Salut, Dominique par Alain Jomy, réalisateur et musicien

par Dominique Chapuis La Lettre AFC n°105

Il y a des rencontres comme ça, qui commencent sous le signe du travail et s’en échappent très vite. Nous nous sommes vus pour la première fois pendant un tournage (L’effrontée) et très vite, ce sont d’autres sujets que ce film qui nous ont rapprochés. Il sortait depuis peu de l’expérience de Shoah de Lanzmann et - comme me l’a dit récemment un de ses amis d’enfance : « Il y a eu Dominique avant et Dominique après Shoah ». Il était alors comme brûlé de l’intérieur par ce film, dont il me disait : « C’est la première fois qu’on filme réellement la parole. » C’était vrai. Cela a partiellement contribué à nous rapprocher, tout autant que la découverte de notre parcours parallèle bien que distant de quelques années, à travers le même lycée parisien, la même préparation à l’IDHEC et la même école donc.

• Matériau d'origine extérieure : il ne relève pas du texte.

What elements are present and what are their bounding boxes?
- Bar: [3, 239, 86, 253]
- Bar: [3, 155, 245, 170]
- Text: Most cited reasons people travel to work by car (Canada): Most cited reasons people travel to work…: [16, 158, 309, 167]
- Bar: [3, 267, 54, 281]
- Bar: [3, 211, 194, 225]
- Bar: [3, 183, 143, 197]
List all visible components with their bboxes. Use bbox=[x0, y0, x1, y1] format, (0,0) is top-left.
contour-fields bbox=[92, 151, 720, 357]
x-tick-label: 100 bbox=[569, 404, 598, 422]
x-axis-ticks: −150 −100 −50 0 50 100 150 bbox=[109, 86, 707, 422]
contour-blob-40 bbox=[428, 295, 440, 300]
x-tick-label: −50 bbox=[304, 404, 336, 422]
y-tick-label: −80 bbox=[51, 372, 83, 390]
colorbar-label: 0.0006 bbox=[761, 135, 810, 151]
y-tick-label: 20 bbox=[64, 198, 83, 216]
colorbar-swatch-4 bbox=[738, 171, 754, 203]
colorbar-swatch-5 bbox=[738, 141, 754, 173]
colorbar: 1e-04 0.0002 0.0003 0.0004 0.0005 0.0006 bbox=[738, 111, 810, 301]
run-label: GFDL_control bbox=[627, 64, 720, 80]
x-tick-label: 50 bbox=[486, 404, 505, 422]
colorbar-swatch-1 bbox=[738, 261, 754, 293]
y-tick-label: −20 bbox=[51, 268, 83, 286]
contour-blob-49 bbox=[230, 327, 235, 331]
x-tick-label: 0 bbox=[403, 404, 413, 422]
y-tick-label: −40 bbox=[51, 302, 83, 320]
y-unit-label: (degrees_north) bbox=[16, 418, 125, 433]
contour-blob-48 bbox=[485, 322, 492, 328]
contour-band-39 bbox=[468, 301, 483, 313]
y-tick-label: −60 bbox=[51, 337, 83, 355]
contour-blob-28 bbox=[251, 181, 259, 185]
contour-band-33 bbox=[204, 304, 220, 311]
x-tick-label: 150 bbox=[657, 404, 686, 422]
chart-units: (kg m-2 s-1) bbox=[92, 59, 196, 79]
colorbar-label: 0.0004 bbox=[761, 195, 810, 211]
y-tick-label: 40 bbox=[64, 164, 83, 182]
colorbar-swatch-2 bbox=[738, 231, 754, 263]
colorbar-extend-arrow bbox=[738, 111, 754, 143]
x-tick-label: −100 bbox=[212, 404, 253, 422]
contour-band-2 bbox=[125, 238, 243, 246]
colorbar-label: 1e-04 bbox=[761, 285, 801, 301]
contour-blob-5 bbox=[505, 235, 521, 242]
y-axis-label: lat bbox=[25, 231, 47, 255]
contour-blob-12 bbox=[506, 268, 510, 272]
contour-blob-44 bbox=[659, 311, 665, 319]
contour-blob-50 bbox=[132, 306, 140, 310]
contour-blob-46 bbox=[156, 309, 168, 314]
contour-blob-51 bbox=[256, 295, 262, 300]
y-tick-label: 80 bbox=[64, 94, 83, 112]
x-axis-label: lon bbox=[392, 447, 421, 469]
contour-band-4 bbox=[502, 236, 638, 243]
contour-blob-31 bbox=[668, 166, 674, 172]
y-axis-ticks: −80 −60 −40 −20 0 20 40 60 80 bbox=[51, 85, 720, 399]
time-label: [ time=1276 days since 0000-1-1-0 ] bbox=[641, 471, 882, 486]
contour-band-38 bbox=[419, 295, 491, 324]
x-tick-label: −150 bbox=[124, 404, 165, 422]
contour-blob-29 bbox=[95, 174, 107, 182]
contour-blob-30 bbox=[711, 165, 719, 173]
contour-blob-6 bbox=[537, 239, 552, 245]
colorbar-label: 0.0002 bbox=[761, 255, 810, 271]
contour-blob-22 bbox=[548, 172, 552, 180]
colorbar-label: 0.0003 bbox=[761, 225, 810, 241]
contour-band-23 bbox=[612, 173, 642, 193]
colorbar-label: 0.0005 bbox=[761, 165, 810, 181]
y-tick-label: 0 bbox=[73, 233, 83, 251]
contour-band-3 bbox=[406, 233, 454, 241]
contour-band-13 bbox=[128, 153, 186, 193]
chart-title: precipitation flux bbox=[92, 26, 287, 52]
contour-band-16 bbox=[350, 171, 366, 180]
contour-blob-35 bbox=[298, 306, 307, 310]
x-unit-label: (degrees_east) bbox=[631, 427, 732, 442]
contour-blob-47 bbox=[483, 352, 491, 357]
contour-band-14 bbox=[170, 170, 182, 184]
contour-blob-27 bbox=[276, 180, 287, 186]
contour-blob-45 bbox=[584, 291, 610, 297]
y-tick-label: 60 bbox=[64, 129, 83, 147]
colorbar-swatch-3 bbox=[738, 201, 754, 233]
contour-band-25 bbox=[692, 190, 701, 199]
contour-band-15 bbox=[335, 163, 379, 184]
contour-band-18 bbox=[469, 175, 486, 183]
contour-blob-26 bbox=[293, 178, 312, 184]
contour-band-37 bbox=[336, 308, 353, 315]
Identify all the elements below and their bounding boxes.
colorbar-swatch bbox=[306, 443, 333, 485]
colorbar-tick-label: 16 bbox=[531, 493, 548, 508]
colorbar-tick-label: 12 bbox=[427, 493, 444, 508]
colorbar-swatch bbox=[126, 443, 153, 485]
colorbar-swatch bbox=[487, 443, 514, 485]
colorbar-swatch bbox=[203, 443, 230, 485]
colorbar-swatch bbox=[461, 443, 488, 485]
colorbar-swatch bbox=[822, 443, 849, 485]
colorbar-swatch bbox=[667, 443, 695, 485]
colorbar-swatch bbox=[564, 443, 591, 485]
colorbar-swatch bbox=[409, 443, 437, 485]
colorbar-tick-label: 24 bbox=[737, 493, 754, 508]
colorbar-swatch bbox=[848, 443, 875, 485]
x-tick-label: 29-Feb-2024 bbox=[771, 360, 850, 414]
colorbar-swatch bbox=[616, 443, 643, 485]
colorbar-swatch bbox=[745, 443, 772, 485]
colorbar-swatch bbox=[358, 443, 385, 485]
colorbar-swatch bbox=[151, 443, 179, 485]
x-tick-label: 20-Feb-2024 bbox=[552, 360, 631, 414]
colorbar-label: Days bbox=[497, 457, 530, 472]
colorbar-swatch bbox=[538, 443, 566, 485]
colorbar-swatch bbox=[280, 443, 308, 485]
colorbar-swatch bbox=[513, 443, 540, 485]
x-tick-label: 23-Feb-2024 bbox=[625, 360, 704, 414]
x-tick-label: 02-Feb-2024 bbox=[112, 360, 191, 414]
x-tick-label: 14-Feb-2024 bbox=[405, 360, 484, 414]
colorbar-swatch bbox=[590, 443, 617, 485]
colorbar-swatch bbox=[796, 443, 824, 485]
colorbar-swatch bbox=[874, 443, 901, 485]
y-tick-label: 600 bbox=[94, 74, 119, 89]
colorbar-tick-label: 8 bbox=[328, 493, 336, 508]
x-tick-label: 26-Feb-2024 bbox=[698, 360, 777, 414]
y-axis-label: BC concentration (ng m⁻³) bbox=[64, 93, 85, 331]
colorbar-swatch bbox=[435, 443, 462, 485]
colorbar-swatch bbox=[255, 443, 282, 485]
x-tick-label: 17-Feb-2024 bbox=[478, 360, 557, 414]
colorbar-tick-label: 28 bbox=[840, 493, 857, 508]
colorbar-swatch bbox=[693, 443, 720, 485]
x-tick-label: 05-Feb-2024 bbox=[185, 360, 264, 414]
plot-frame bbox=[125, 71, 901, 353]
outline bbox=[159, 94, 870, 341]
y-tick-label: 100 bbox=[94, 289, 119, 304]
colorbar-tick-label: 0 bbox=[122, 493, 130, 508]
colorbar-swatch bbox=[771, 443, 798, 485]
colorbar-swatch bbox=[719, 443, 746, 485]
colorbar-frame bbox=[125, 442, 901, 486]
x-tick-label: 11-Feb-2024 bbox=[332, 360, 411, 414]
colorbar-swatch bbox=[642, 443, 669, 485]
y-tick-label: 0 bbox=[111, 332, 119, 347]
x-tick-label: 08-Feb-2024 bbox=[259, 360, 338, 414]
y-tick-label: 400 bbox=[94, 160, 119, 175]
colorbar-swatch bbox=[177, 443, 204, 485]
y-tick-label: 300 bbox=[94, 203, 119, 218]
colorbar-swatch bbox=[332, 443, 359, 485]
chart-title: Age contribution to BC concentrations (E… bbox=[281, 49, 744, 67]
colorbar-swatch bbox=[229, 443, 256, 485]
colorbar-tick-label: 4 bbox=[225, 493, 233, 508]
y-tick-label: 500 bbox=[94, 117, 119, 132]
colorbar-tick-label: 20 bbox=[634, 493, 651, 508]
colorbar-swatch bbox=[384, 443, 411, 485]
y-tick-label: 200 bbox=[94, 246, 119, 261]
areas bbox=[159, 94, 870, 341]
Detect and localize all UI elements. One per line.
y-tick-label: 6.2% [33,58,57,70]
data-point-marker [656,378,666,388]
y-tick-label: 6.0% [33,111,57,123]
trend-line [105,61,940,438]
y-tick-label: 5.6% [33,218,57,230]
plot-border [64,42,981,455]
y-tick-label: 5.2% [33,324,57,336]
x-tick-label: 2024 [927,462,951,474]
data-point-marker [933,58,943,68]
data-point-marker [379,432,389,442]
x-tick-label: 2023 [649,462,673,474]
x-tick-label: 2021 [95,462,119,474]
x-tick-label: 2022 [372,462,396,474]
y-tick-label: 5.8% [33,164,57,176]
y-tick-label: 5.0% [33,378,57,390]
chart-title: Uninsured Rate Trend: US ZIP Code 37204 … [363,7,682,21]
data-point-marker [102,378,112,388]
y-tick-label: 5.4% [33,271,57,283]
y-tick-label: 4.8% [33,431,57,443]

Bien sûr, comme souvent dans nos métiers, il n’était possible de nous voir qu’entre deux films. Il nous est parfois - rarement - arrivé de travailler ensemble. Ce que j’avais à lui proposer était la plupart du temps bien plus modeste que les films auquel il collaborait. Mais il apportait le même soin scrupuleux et le même enthousiasme à ces émissions de débats que nous faisions pour Arte du temps où la chaîne était cryptée. Il y eut aussi une expérience en haute définition. Et il y eut surtout le tournage d’un film musical pour Arte en Grèce, dans une île où les conditions étaient loin d’être confortables. Le résultat fut des images superbes qu’il fit sans assistant, pour soutenir et illustrer une musique admirable, ce qui me donna un de mes plus grands plaisirs au montage. L’année dernière, il rééclaira pour une transmission télévisuelle une Carmen assez décoiffante montée par des Russes au grand théâtre de Rouen, négociant pied à pied avec l’éclairagiste de la troupe pour parvenir à obtenir de vraies lumières. C’était au mois de mai, avant un téléfilm, si je ne me trompe, et le long métrage de Zabou Breitman, dont il parlait beaucoup, qui le passionnait, c’était avant que la maladie n’éclate et avant ces longs mois où il s’est battu, où la famille et les amis ont espéré, cru que la partie était gagnée au moins deux fois, jusqu’à ce 4 novembre.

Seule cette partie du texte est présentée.